HIF-3α est le dernier membre des facteurs HIF à avoir été identifié (Gu et al. 1998). Il présente respectivement 57% et 53% d’homologie de séquence avec HIF-1α et HIF-2α. Cette protéine ne possède pas de domaine C-TAD, ce qui a longtemps suggéré que sa fonction était différente de celle de HIF-1α et HIF-2α (Hara et al. 2001). En effet, HIF-3α présente plusieurs variants d’épissage et certains d’entre eux ont été décrits in vitro comme n’ayant que peu ou pas d’activité transcriptionnelle (Pasanen et al. 2010), ou bien comme étant capables de se dimériser avec HIF- 1α et HIF-2α inhibant ainsi leur activité transcriptionnelle (Makino et al. 2001, Maynard et al. 2005, Maynard et al. 2007).
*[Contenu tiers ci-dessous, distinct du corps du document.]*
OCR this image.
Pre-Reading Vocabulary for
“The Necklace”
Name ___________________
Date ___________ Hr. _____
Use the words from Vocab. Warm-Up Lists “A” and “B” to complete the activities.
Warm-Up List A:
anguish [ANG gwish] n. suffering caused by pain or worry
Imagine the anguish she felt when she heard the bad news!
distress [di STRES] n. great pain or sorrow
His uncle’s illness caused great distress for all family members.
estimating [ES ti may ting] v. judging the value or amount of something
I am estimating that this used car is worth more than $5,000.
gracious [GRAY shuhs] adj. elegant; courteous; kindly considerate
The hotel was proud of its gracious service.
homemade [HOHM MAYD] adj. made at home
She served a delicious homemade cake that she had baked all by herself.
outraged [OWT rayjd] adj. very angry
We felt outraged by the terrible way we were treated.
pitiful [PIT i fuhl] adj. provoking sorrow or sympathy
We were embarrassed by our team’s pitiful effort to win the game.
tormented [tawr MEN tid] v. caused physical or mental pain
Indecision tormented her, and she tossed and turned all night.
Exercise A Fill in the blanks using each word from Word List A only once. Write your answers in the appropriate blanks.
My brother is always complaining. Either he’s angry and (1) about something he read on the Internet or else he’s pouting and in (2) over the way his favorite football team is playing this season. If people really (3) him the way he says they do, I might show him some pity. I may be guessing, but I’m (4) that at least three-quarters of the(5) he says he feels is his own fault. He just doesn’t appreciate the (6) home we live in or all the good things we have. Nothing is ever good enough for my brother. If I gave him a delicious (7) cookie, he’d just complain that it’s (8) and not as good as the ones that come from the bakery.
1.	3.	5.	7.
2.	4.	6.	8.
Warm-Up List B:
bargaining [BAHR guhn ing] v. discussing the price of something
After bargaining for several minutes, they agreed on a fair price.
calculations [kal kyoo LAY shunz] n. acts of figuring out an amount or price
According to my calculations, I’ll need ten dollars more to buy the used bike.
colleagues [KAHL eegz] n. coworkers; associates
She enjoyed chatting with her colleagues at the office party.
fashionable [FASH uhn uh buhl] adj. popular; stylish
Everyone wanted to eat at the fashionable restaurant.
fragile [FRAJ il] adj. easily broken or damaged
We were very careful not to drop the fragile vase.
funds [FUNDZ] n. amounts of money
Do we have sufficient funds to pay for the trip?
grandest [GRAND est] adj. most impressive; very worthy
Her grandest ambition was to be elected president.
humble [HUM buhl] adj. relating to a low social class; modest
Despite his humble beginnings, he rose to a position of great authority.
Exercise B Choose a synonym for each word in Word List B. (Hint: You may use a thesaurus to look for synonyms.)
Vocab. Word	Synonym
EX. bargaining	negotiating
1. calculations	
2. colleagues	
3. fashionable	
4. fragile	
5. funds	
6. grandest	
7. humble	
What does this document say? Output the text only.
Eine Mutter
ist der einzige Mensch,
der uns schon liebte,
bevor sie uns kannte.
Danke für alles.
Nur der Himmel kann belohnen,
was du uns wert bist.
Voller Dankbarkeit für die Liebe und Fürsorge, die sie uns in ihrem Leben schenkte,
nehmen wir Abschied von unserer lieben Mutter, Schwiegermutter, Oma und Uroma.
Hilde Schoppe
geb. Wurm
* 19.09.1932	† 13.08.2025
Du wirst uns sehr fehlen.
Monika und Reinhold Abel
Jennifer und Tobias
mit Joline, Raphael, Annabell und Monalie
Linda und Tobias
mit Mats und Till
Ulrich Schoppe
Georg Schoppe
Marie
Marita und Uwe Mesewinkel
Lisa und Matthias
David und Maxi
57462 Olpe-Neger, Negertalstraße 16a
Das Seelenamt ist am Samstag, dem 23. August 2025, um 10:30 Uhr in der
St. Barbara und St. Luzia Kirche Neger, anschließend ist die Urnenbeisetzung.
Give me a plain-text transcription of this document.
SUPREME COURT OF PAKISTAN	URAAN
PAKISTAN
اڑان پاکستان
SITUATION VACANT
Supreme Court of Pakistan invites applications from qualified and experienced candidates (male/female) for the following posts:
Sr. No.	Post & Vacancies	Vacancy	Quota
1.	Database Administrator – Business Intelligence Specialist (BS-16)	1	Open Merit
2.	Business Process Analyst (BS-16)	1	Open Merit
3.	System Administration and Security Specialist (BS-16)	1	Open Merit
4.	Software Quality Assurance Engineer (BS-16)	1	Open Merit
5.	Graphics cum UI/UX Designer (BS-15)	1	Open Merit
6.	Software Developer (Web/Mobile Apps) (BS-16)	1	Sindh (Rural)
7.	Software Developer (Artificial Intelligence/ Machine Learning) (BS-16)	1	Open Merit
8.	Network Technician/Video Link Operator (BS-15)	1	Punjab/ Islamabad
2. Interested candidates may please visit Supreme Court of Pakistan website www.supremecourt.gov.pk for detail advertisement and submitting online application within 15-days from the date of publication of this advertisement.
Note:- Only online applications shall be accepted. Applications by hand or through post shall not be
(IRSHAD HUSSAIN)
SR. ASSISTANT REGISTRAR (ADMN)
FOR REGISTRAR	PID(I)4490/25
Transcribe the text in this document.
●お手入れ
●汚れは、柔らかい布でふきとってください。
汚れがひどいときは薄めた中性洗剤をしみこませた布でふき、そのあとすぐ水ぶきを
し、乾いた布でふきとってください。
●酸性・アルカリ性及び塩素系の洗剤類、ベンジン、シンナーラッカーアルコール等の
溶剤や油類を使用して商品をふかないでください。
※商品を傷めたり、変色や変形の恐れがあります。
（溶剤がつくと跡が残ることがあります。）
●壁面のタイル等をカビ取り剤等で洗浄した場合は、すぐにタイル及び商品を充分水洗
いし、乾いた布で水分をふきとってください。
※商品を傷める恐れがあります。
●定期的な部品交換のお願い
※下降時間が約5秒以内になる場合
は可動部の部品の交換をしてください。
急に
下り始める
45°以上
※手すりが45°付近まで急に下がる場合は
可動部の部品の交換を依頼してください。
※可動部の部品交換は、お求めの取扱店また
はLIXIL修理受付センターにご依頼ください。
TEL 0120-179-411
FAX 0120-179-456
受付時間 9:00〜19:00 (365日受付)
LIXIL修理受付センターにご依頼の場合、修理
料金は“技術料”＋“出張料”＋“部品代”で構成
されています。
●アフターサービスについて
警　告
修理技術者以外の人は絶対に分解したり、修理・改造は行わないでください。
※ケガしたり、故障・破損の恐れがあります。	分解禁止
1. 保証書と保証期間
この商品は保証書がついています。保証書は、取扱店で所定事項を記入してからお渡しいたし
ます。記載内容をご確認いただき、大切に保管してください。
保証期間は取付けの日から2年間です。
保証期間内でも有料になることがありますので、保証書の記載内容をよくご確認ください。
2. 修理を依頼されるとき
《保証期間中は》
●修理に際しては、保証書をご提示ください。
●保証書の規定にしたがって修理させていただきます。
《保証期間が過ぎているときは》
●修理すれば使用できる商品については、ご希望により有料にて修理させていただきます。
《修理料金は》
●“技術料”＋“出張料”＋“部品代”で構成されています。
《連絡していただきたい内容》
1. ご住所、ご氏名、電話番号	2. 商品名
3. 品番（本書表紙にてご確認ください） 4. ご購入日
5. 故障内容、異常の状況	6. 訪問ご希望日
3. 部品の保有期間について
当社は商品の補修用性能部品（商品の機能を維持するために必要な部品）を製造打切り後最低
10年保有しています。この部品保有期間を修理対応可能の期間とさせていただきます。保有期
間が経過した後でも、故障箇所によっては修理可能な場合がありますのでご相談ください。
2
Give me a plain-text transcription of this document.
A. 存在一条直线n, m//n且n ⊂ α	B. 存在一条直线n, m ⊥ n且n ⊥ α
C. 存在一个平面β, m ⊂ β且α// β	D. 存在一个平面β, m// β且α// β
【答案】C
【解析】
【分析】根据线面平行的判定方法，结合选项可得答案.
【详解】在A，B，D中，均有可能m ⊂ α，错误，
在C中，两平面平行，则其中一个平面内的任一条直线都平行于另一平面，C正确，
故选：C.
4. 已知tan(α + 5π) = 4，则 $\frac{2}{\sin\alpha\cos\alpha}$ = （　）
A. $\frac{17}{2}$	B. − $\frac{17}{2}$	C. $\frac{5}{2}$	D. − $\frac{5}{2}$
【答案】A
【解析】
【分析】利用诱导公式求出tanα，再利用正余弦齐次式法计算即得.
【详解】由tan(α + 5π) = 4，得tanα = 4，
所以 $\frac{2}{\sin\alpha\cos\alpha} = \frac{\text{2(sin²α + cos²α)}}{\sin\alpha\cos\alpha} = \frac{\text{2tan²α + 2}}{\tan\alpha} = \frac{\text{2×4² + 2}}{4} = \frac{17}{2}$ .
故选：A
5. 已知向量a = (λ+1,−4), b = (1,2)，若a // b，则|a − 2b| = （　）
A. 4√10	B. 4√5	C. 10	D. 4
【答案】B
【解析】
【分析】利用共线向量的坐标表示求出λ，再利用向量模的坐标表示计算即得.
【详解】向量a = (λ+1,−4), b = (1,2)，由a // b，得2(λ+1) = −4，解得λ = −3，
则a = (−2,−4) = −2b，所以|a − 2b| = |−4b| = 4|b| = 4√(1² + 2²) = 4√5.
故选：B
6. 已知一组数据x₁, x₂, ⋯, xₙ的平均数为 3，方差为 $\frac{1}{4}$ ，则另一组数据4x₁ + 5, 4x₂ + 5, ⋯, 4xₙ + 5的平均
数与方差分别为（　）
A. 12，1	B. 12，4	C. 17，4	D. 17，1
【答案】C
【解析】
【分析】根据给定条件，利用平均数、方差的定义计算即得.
Cependant, plus récemment, une étude fonctionnelle in vivo a révélé que HIF-3 possède une activité transcriptionnelle et régule l’expression de plusieurs gènes, que la stabilité de HIF-3α est régulée en fonction du taux d’oxygène, et que ces caractéristiques sont conservées chez l’homme (Zhang et al. 2014b). Concernant l’expression de HIF-3α, son ARNm a été détecté dans plusieurs organes comme le thymus, les poumons, le cerveau, le cœur et les reins (Gu et al. 1998).

2.4.HIF-β

Il existe trois sous-unités HIF-β : ARNT1, ARNT2 et ARNT3 (Aryl hydrocarbon Receptor Nuclear

Translocator 1, 2 et 3), à forte homologie de séquence. Ces sous-unités ne contiennent pas de

domaine ODDD et sont donc constitutivement exprimées dans la cellule, indépendamment du taux d’oxygène (Kallio et al. 1997). Elles peuvent toutes trois s’hétérodimériser avec les sous- unités HIF-α, bien qu’ARNT1 soit leur partenaire principal puisque son expression est ubiquitaire alors qu’ARNT2 n’est retrouvée que dans le cerveau et dans le rein (Hirose et al. 1996).